I know people love to make UIs stateless and functional. But they just aren’t. IMO UIs are fundamentally a bunch of state, graphically represented. So naturally all of the functional frameworks are full of escape hatches.

I’d rather have a honest framework than a chimera.

I have not followed SwiftUI recently but when it was introduced I quite liked to have the main composition in SwiftUI and then writing more complex components in pure UIKit. Both could be used what they are best suited for. But trying to shoehorn good interactivity into a SwiftUI component always ended in horrible code.

What about Elm? I think most people could grasp the elm architecture in an afternoon. To me this MVU style is pretty much perfect for UI.

I think a lot of the time React appears complex and hacky is because we tried to solve world hunger with one component. I've worked on plenty of React projects that were very easy to scale, modify and iterate because they focused so heavily on small independent stateless components.

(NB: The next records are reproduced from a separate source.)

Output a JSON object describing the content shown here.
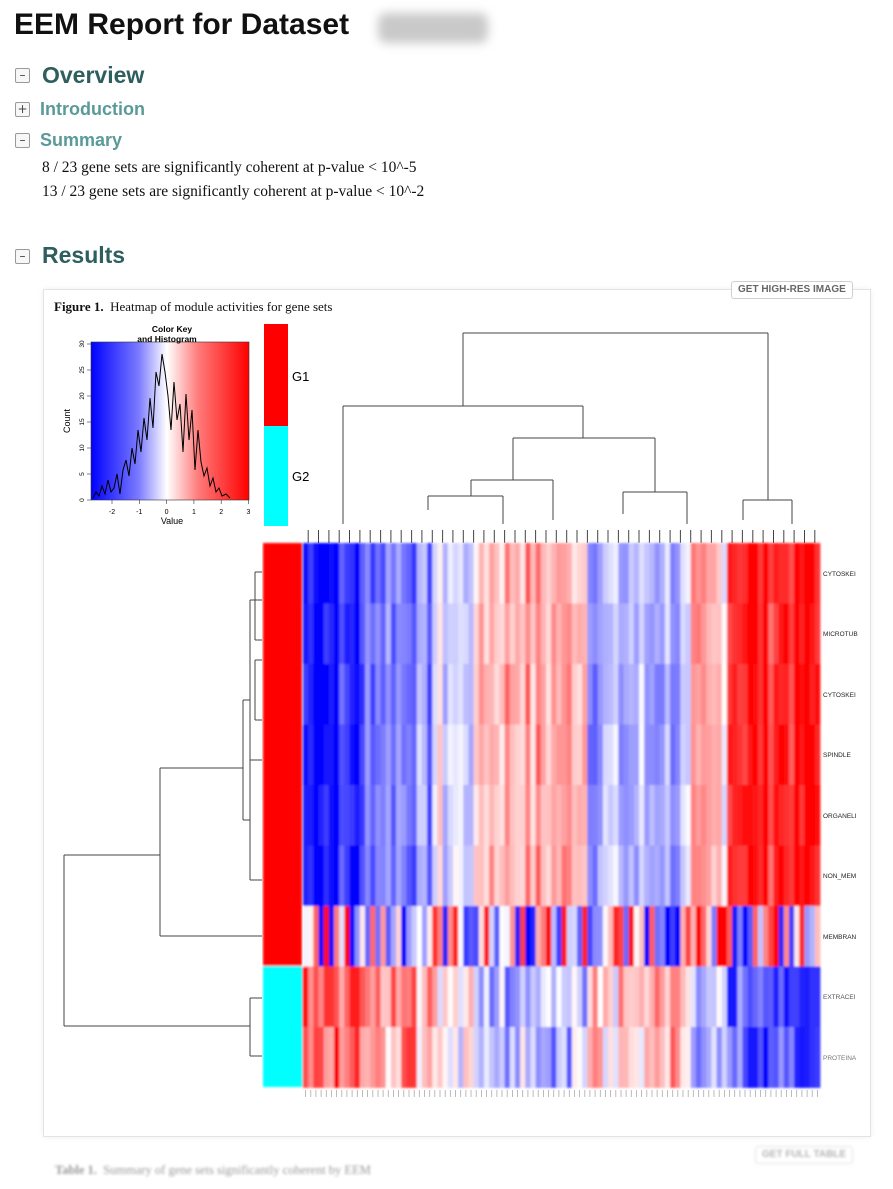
{
  "page": {
    "title": "EEM Report for Dataset",
    "dataset_id_redacted": "xYRKL"
  },
  "sections": {
    "overview": {
      "label": "Overview",
      "toggle": "–"
    },
    "introduction": {
      "label": "Introduction",
      "toggle": "+"
    },
    "summary": {
      "label": "Summary",
      "toggle": "–"
    },
    "results": {
      "label": "Results",
      "toggle": "–"
    }
  },
  "summary_lines": [
    "8 / 23 gene sets are significantly coherent at p-value < 10^-5",
    "13 / 23 gene sets are significantly coherent at p-value < 10^-2"
  ],
  "figure": {
    "label": "Figure 1.",
    "caption": "Heatmap of module activities for gene sets",
    "hires_button": "GET HIGH-RES IMAGE",
    "color_key": {
      "title_line1": "Color Key",
      "title_line2": "and Histogram",
      "xlabel": "Value",
      "ylabel": "Count",
      "x_ticks": [
        "-2",
        "-1",
        "0",
        "1",
        "2",
        "3"
      ],
      "y_ticks": [
        "0",
        "5",
        "10",
        "15",
        "20",
        "25",
        "30"
      ]
    },
    "groups": [
      {
        "name": "G1",
        "color": "#ff0000"
      },
      {
        "name": "G2",
        "color": "#00ffff"
      }
    ],
    "row_labels": [
      "CYTOSKEI",
      "MICROTUB",
      "CYTOSKEI",
      "SPINDLE",
      "ORGANELI",
      "NON_MEM",
      "MEMBRAN",
      "EXTRACEI",
      "PROTEINA"
    ],
    "row_groups": [
      "G1",
      "G1",
      "G1",
      "G1",
      "G1",
      "G1",
      "G1",
      "G2",
      "G2"
    ]
  },
  "table": {
    "full_table_button": "GET FULL TABLE",
    "label": "Table 1.",
    "caption": "Summary of gene sets significantly coherent by EEM"
  },
  "colors": {
    "heading": "#2e5e5e",
    "subheading": "#5a9a9a",
    "low": "#0000ff",
    "mid": "#ffffff",
    "high": "#ff0000"
  }
}
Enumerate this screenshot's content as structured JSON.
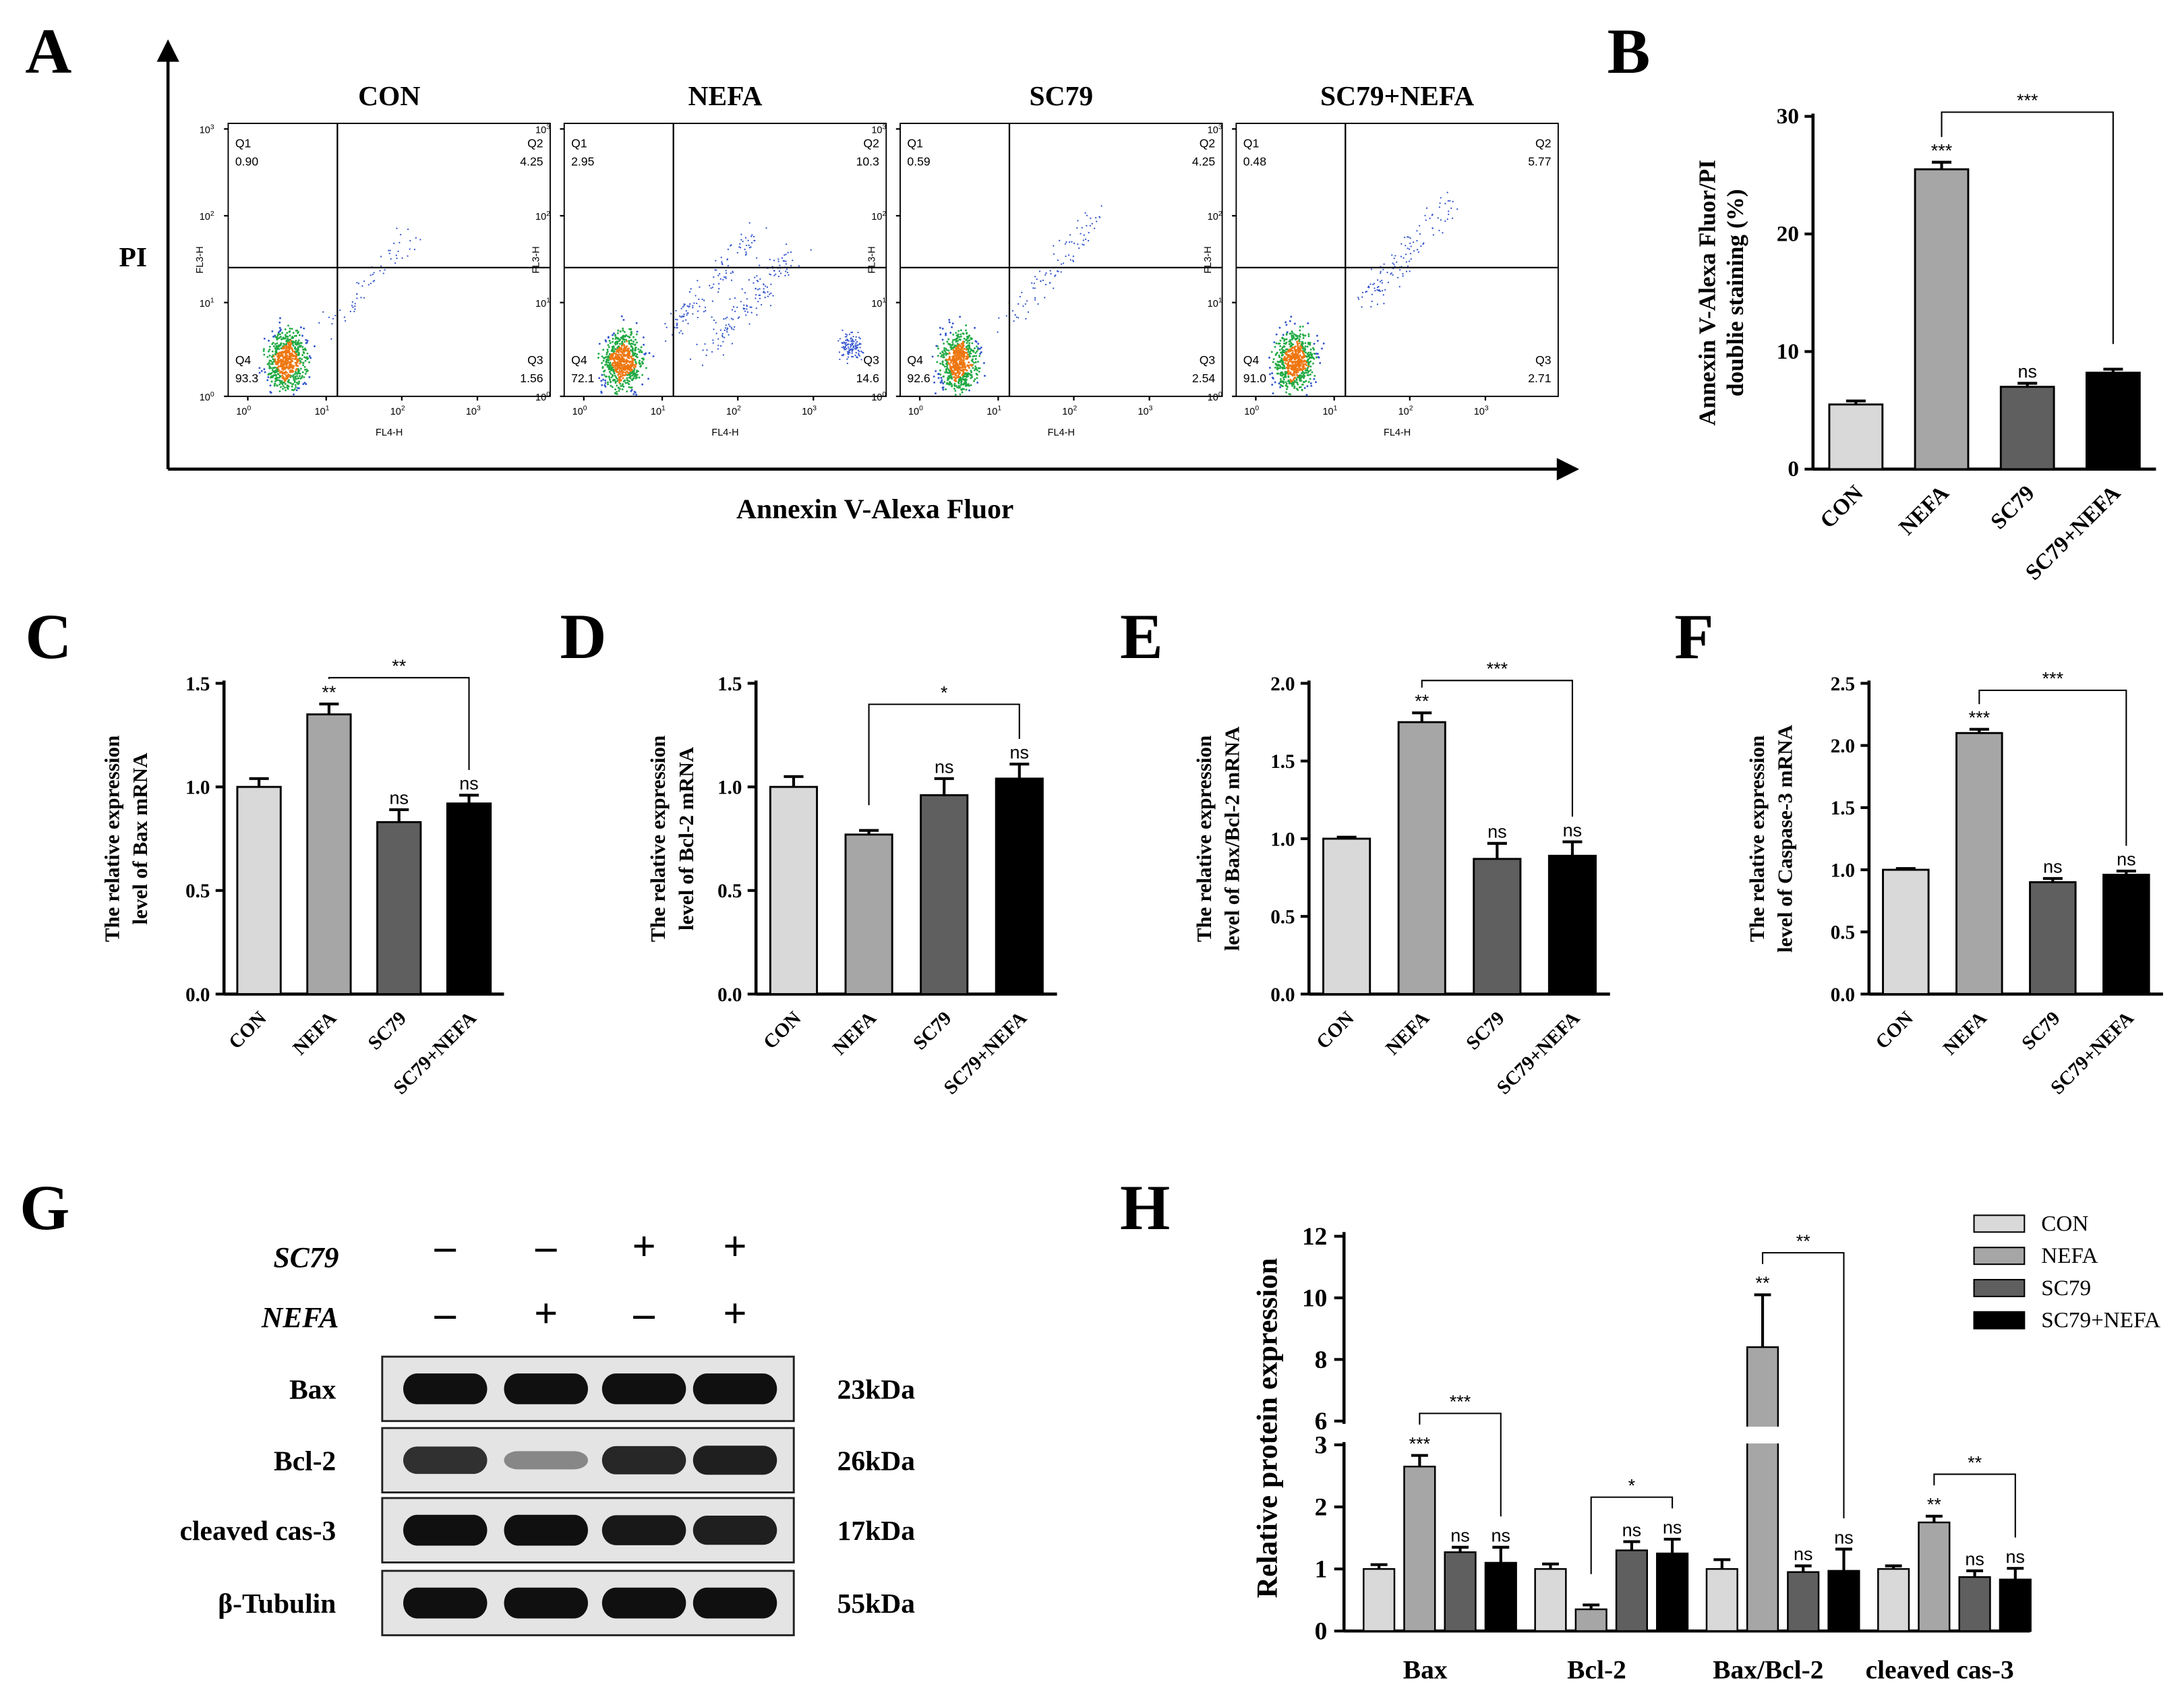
{
  "colors": {
    "con": "#d9d9d9",
    "nefa": "#a6a6a6",
    "sc79": "#5f5f5f",
    "sc79nefa": "#000000",
    "dots": "#3355cc",
    "dense_mid": "#22aa44",
    "dense_core": "#ee7711"
  },
  "panel_labels": [
    "A",
    "B",
    "C",
    "D",
    "E",
    "F",
    "G",
    "H"
  ],
  "panelA": {
    "y_axis_label": "PI",
    "x_axis_label": "Annexin V-Alexa Fluor",
    "plots": [
      {
        "title": "CON",
        "q1": "0.90",
        "q2": "4.25",
        "q3": "1.56",
        "q4": "93.3"
      },
      {
        "title": "NEFA",
        "q1": "2.95",
        "q2": "10.3",
        "q3": "14.6",
        "q4": "72.1"
      },
      {
        "title": "SC79",
        "q1": "0.59",
        "q2": "4.25",
        "q3": "2.54",
        "q4": "92.6"
      },
      {
        "title": "SC79+NEFA",
        "q1": "0.48",
        "q2": "5.77",
        "q3": "2.71",
        "q4": "91.0"
      }
    ],
    "quadrant_names": [
      "Q1",
      "Q2",
      "Q3",
      "Q4"
    ],
    "fl3_label": "FL3-H",
    "fl4_label": "FL4-H",
    "decade_base": "10",
    "decade_exps": [
      "0",
      "1",
      "2",
      "3"
    ]
  },
  "chart_data": [
    {
      "panel": "B",
      "type": "bar",
      "categories": [
        "CON",
        "NEFA",
        "SC79",
        "SC79+NEFA"
      ],
      "values": [
        5.5,
        25.5,
        7.0,
        8.2
      ],
      "errors": [
        0.3,
        0.6,
        0.3,
        0.3
      ],
      "annotations": [
        "",
        "***",
        "ns",
        ""
      ],
      "bracket": {
        "from": 1,
        "to": 3,
        "label": "***"
      },
      "ylabel_lines": [
        "Annexin V-Alexa Fluor/PI",
        "doublie staining (%)"
      ],
      "ylim": [
        0,
        30
      ],
      "yticks": [
        "0",
        "10",
        "20",
        "30"
      ]
    },
    {
      "panel": "C",
      "type": "bar",
      "categories": [
        "CON",
        "NEFA",
        "SC79",
        "SC79+NEFA"
      ],
      "values": [
        1.0,
        1.35,
        0.83,
        0.92
      ],
      "errors": [
        0.04,
        0.05,
        0.06,
        0.04
      ],
      "annotations": [
        "",
        "**",
        "ns",
        "ns"
      ],
      "bracket": {
        "from": 1,
        "to": 3,
        "label": "**"
      },
      "ylabel_lines": [
        "The relative expression",
        "level of Bax mRNA"
      ],
      "ylim": [
        0,
        1.5
      ],
      "yticks": [
        "0.0",
        "0.5",
        "1.0",
        "1.5"
      ]
    },
    {
      "panel": "D",
      "type": "bar",
      "categories": [
        "CON",
        "NEFA",
        "SC79",
        "SC79+NEFA"
      ],
      "values": [
        1.0,
        0.77,
        0.96,
        1.04
      ],
      "errors": [
        0.05,
        0.02,
        0.08,
        0.07
      ],
      "annotations": [
        "",
        "",
        "ns",
        "ns"
      ],
      "bracket": {
        "from": 1,
        "to": 3,
        "label": "*"
      },
      "ylabel_lines": [
        "The relative expression",
        "level of Bcl-2 mRNA"
      ],
      "ylim": [
        0,
        1.5
      ],
      "yticks": [
        "0.0",
        "0.5",
        "1.0",
        "1.5"
      ]
    },
    {
      "panel": "E",
      "type": "bar",
      "categories": [
        "CON",
        "NEFA",
        "SC79",
        "SC79+NEFA"
      ],
      "values": [
        1.0,
        1.75,
        0.87,
        0.89
      ],
      "errors": [
        0.01,
        0.06,
        0.1,
        0.09
      ],
      "annotations": [
        "",
        "**",
        "ns",
        "ns"
      ],
      "bracket": {
        "from": 1,
        "to": 3,
        "label": "***"
      },
      "ylabel_lines": [
        "The relative expression",
        "level of Bax/Bcl-2 mRNA"
      ],
      "ylim": [
        0,
        2.0
      ],
      "yticks": [
        "0.0",
        "0.5",
        "1.0",
        "1.5",
        "2.0"
      ]
    },
    {
      "panel": "F",
      "type": "bar",
      "categories": [
        "CON",
        "NEFA",
        "SC79",
        "SC79+NEFA"
      ],
      "values": [
        1.0,
        2.1,
        0.9,
        0.96
      ],
      "errors": [
        0.01,
        0.03,
        0.03,
        0.03
      ],
      "annotations": [
        "",
        "***",
        "ns",
        "ns"
      ],
      "bracket": {
        "from": 1,
        "to": 3,
        "label": "***"
      },
      "ylabel_lines": [
        "The relative expression",
        "level of Caspase-3 mRNA"
      ],
      "ylim": [
        0,
        2.5
      ],
      "yticks": [
        "0.0",
        "0.5",
        "1.0",
        "1.5",
        "2.0",
        "2.5"
      ]
    },
    {
      "panel": "H",
      "type": "bar",
      "groups": [
        "Bax",
        "Bcl-2",
        "Bax/Bcl-2",
        "cleaved cas-3"
      ],
      "series": [
        {
          "name": "CON",
          "values": [
            1.0,
            1.0,
            1.0,
            1.0
          ],
          "errors": [
            0.07,
            0.08,
            0.15,
            0.05
          ]
        },
        {
          "name": "NEFA",
          "values": [
            2.65,
            0.35,
            8.4,
            1.75
          ],
          "errors": [
            0.18,
            0.07,
            1.7,
            0.1
          ]
        },
        {
          "name": "SC79",
          "values": [
            1.27,
            1.3,
            0.95,
            0.87
          ],
          "errors": [
            0.08,
            0.14,
            0.1,
            0.1
          ]
        },
        {
          "name": "SC79+NEFA",
          "values": [
            1.1,
            1.25,
            0.97,
            0.83
          ],
          "errors": [
            0.25,
            0.23,
            0.35,
            0.18
          ]
        }
      ],
      "annotations": [
        [
          "",
          "***",
          "ns",
          "ns"
        ],
        [
          "",
          "",
          "ns",
          "ns"
        ],
        [
          "",
          "**",
          "ns",
          "ns"
        ],
        [
          "",
          "**",
          "ns",
          "ns"
        ]
      ],
      "brackets": [
        "***",
        "*",
        "**",
        "**"
      ],
      "ylabel": "Relative protein expression",
      "axis_break": [
        3,
        6
      ],
      "ylim": [
        0,
        12
      ],
      "yticks": [
        "0",
        "1",
        "2",
        "3",
        "6",
        "8",
        "10",
        "12"
      ]
    }
  ],
  "panelG": {
    "row_labels": [
      "SC79",
      "NEFA"
    ],
    "sc79_signs": [
      "–",
      "–",
      "+",
      "+"
    ],
    "nefa_signs": [
      "–",
      "+",
      "–",
      "+"
    ],
    "proteins": [
      "Bax",
      "Bcl-2",
      "cleaved cas-3",
      "β-Tubulin"
    ],
    "sizes": [
      "23kDa",
      "26kDa",
      "17kDa",
      "55kDa"
    ],
    "band_intensity": [
      [
        1.0,
        1.0,
        1.0,
        1.0
      ],
      [
        0.8,
        0.25,
        0.85,
        0.9
      ],
      [
        1.0,
        1.0,
        0.95,
        0.9
      ],
      [
        1.0,
        1.0,
        1.0,
        1.0
      ]
    ]
  }
}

> UIs are fundamentally a bunch of state

React doesn't really contest that as-worded. It's just that, ideally, a nested component isn't the owner of important state.

> I know people love to make UIs stateless and functional. But they just aren’t. IMO UIs are fundamentally a bunch of state, graphically represented. So naturally all of the functional frameworks are full of escape hatches.

Functional does not mean no state, just constraining state to inputs and outputs. Breaking that is a choice, and not good design.

Elm, for example, provides all of that with one escape hatch: ports. It is really well-defined and that not fall into any of the impossibilities you mention.